Apalagi limbah pabrik maupun home industri yang secara sengaja membuang limbah ke sungai Ciwulan.

"Kami sangat prihatin dengan kondisi Ciwulan, dari data yang didapat sejak 2003 hingga saat ini masih saja sungai Ciwulan menjadi sarana untuk membuang limbah dan sampah," katanya, Minggu (9/2/2020).

Padahal, dengan dijadikannya sungai Ciwulan tempat arung jeram bahkan menjadi salah satu event Kejurnas arung jeram, seharusnya ada perhatian dari semua pihak. Sehingga Ciwulan menjadi salah satu kebanggaan warga Tasikmalaya.

"Masalah sampah di Ciwulan, harus menjadi tanggung jawab bersama. Minimal bisa menekan volume sampah ataupun limbah yang masuk ke Ciwulan dan pemerintah serta penegak hukum harus tegas," ujarnya.

Ditambahkannya, pada event kali ini sebenranya ingin ada juga agenda penenaman pohon. "Akan tetapi, pihaknya saat meminta bantuan bibit pohon ke Dinas LH Kota Tasikmalaya, jawabanya sangat miris, tidak ada bibit pohon lagi kosong, kan ini lucu juga sebenarnya," ungkapnya.

Iwan Menambahkan, 22 Maret mendatang pada hari Air Sedunia, pihaknya ingin sekali semua unsur mau terjun ke Sungai Ciwulan untuk memberikan sedikit perhatiannya terhadap kondisi Ciwulan yang cukup memprihatinkan.

Dikatakanya, Panitia sengaja menyediakan perahu sebanyak 46 unit.

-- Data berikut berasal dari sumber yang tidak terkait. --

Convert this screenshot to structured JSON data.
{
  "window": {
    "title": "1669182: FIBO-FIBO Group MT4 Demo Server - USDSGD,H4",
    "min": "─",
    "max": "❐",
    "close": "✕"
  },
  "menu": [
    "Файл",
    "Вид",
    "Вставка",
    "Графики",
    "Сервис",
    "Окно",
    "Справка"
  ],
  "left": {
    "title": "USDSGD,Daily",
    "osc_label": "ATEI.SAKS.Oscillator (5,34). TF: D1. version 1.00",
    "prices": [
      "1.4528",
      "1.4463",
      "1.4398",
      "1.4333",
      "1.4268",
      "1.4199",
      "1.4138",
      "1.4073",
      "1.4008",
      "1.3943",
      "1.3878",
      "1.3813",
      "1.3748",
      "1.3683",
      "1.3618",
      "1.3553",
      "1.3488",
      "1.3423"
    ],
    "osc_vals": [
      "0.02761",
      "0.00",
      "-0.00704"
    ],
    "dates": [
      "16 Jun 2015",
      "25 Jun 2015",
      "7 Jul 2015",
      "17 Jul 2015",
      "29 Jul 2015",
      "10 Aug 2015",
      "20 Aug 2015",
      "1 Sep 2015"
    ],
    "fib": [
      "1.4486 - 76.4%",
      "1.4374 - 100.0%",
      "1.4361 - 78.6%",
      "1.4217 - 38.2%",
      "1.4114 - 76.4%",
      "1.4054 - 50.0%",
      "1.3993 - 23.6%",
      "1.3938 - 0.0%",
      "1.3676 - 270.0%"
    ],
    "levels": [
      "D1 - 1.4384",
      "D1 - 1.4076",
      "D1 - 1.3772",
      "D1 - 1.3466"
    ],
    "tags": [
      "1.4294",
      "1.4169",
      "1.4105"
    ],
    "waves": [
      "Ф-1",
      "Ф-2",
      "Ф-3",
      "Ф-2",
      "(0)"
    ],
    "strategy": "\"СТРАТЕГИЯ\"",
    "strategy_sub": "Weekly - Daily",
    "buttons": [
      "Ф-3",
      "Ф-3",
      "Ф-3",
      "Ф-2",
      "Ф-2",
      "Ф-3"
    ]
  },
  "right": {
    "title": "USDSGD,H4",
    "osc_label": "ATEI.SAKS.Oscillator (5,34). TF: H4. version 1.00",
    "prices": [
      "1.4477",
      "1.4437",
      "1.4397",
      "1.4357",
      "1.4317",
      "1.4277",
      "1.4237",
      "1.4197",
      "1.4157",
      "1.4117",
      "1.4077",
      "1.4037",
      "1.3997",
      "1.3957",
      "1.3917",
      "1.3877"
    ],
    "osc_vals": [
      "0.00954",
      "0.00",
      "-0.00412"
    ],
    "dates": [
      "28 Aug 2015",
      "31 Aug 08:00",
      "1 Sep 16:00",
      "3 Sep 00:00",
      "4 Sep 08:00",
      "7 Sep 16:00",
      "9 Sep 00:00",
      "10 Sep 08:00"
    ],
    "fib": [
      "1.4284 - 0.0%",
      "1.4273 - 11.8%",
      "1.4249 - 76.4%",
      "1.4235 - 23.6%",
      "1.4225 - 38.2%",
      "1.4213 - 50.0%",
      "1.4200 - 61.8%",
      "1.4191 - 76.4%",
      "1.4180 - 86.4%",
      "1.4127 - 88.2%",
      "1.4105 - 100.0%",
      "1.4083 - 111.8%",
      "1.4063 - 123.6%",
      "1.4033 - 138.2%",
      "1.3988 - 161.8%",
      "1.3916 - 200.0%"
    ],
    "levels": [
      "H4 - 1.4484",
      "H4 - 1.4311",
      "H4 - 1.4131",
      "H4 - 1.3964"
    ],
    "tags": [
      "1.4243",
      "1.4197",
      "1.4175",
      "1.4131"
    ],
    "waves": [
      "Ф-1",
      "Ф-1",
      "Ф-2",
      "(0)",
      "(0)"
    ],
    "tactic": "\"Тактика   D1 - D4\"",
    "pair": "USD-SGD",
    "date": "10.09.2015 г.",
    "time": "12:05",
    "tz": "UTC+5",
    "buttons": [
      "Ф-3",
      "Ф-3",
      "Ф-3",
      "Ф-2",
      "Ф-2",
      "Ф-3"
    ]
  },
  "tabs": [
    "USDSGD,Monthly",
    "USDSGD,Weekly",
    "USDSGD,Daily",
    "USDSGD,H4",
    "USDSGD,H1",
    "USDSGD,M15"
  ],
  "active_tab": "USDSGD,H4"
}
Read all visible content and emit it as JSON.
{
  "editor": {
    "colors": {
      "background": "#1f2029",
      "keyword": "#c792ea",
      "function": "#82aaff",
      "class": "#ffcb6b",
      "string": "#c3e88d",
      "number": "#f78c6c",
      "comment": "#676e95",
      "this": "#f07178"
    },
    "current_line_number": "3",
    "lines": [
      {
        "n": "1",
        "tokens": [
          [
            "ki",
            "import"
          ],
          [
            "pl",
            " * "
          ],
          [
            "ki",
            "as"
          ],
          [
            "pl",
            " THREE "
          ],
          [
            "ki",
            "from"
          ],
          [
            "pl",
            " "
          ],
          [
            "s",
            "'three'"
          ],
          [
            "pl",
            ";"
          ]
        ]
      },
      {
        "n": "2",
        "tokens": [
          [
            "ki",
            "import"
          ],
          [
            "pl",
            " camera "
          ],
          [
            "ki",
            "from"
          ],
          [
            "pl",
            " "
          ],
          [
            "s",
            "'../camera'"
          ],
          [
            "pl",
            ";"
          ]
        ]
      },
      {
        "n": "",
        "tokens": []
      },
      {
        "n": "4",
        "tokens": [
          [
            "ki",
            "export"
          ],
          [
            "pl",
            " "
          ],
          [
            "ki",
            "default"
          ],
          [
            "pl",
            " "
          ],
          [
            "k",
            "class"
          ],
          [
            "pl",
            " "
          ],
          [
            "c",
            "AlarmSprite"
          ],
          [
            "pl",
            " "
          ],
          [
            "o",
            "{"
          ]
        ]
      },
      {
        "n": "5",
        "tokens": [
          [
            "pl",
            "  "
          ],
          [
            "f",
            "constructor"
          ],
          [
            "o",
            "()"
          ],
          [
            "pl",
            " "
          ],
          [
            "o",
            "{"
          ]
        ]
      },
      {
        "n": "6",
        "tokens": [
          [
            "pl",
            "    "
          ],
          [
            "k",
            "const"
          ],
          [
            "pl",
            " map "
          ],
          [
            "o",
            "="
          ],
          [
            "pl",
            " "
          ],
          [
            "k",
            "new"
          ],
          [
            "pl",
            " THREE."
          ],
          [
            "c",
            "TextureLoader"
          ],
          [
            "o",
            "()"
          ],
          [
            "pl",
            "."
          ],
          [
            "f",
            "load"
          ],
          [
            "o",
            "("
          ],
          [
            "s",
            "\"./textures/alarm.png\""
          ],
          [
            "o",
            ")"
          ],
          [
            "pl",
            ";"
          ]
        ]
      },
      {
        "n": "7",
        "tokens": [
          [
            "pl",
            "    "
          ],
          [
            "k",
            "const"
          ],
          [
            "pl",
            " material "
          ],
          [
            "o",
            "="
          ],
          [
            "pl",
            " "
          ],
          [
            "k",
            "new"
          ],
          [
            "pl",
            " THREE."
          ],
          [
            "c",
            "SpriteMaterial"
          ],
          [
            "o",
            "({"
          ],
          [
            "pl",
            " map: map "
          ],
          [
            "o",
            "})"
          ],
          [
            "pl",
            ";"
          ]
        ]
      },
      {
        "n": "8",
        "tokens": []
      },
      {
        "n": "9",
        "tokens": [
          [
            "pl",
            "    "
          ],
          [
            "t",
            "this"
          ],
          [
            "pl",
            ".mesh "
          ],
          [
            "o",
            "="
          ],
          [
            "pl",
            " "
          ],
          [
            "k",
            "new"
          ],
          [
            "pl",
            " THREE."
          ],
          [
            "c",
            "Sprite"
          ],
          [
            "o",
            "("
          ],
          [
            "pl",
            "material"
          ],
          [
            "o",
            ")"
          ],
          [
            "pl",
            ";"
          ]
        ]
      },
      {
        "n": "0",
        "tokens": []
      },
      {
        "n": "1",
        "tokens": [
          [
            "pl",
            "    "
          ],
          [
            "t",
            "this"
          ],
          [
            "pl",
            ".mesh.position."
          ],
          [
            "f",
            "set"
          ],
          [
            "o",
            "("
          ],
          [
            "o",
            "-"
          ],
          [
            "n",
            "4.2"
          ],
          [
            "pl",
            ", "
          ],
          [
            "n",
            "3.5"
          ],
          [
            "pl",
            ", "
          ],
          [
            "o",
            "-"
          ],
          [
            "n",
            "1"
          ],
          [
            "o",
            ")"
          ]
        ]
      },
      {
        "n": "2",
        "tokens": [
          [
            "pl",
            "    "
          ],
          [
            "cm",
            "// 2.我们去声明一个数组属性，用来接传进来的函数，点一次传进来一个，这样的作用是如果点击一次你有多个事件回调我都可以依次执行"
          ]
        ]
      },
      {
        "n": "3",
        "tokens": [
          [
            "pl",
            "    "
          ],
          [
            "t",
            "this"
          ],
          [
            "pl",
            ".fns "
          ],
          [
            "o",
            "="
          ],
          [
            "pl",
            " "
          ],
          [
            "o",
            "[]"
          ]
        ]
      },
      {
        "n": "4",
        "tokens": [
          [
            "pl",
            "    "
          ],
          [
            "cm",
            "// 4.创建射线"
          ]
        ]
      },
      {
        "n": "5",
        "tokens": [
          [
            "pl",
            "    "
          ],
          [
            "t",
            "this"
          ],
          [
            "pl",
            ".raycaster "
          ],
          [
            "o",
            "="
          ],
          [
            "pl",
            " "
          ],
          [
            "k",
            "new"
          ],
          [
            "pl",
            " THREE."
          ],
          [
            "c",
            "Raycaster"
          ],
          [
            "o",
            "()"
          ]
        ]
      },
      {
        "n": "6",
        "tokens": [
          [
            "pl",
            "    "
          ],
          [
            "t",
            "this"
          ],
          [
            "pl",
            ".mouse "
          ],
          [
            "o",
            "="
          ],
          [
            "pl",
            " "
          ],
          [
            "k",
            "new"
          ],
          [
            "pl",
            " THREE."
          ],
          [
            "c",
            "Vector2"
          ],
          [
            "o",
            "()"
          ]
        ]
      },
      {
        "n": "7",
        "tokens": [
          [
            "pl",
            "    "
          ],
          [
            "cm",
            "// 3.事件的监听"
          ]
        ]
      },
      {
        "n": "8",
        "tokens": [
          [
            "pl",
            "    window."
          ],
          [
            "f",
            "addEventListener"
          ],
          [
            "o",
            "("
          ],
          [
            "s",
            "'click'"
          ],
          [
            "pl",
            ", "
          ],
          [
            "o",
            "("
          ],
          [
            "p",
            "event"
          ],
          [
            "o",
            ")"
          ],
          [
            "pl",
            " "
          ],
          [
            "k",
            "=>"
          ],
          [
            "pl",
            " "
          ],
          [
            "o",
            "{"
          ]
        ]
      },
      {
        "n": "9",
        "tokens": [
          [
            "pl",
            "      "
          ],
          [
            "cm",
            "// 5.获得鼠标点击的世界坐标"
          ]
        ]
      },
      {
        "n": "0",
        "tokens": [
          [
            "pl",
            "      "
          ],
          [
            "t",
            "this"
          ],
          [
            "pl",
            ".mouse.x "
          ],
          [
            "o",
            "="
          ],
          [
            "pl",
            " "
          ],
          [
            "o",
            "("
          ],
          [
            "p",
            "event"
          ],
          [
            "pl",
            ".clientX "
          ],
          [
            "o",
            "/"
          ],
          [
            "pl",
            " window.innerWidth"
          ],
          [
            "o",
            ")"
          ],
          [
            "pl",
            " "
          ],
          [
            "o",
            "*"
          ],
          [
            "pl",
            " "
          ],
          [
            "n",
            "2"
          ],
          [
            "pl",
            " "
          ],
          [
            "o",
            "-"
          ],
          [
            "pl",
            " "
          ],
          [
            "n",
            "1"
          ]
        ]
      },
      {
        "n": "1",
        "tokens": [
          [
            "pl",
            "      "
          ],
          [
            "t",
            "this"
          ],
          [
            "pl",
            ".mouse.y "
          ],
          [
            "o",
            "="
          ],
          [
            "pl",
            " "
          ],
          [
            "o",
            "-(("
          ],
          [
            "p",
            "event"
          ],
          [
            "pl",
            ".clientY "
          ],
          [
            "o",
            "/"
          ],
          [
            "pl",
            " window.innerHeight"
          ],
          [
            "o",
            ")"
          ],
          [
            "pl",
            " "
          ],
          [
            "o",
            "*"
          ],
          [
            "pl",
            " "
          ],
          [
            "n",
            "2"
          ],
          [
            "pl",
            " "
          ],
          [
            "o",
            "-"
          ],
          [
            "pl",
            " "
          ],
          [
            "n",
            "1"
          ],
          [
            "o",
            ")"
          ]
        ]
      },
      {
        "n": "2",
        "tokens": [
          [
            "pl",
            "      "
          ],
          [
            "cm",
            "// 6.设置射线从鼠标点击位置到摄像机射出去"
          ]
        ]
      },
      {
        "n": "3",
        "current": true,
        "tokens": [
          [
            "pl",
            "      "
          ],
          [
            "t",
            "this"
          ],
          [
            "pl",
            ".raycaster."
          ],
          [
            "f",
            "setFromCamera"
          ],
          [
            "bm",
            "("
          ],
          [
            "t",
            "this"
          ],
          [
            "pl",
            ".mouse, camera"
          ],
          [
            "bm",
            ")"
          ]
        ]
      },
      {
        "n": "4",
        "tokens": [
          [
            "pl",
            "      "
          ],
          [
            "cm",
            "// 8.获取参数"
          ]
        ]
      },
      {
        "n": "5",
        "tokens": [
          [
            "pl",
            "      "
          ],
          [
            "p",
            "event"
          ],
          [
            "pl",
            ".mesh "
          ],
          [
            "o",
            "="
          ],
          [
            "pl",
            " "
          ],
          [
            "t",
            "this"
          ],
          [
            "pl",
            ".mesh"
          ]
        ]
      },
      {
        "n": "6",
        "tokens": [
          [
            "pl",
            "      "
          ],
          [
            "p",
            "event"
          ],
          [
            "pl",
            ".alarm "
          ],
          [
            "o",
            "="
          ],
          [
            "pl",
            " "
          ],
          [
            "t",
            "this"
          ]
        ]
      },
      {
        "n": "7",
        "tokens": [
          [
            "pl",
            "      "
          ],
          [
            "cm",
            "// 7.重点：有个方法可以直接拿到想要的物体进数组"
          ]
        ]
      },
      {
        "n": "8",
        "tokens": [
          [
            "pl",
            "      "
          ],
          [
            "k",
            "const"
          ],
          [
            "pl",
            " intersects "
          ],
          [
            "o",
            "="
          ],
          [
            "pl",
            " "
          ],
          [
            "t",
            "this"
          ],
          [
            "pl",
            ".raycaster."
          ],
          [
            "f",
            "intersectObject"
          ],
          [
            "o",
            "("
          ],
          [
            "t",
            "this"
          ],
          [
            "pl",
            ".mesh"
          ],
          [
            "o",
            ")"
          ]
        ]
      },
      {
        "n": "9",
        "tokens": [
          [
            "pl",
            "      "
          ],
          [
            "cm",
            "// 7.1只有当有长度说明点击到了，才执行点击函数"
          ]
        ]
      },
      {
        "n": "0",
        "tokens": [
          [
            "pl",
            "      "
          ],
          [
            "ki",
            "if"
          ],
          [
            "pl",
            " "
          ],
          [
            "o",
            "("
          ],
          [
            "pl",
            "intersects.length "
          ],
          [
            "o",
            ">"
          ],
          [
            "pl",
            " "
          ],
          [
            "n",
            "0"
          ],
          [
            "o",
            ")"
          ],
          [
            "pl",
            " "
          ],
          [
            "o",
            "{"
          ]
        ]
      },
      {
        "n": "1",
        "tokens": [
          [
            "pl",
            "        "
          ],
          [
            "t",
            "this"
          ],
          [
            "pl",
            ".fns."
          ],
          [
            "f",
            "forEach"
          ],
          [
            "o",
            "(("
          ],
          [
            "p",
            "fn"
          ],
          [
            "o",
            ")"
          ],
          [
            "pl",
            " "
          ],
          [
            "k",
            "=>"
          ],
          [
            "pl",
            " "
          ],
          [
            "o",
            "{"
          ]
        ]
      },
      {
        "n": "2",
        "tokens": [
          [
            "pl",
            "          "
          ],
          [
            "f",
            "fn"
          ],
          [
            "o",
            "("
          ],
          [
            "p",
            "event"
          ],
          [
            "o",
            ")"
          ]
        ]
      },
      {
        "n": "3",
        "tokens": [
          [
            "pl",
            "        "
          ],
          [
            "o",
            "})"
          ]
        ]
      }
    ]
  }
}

Dikarenakan antusias peserta yang terus berdatangan untuk ikut berarungjeram. Sebanyak 35 perahu disediakan untuk peserta selebihnya perahu untuk tim rescue.

Pada hari pertama pesertanya dari OPD sejumlah 177 peserta terdiri dari 13 dinas dan selebihnya adalah peserta umum, diantaranya dari Bogor, Bekasi, Tangerang dan Tasikmalaya.

"Total ada 286 peserta yang ikut dan tak hanya dari warga Tasikmalaya saja," katanya.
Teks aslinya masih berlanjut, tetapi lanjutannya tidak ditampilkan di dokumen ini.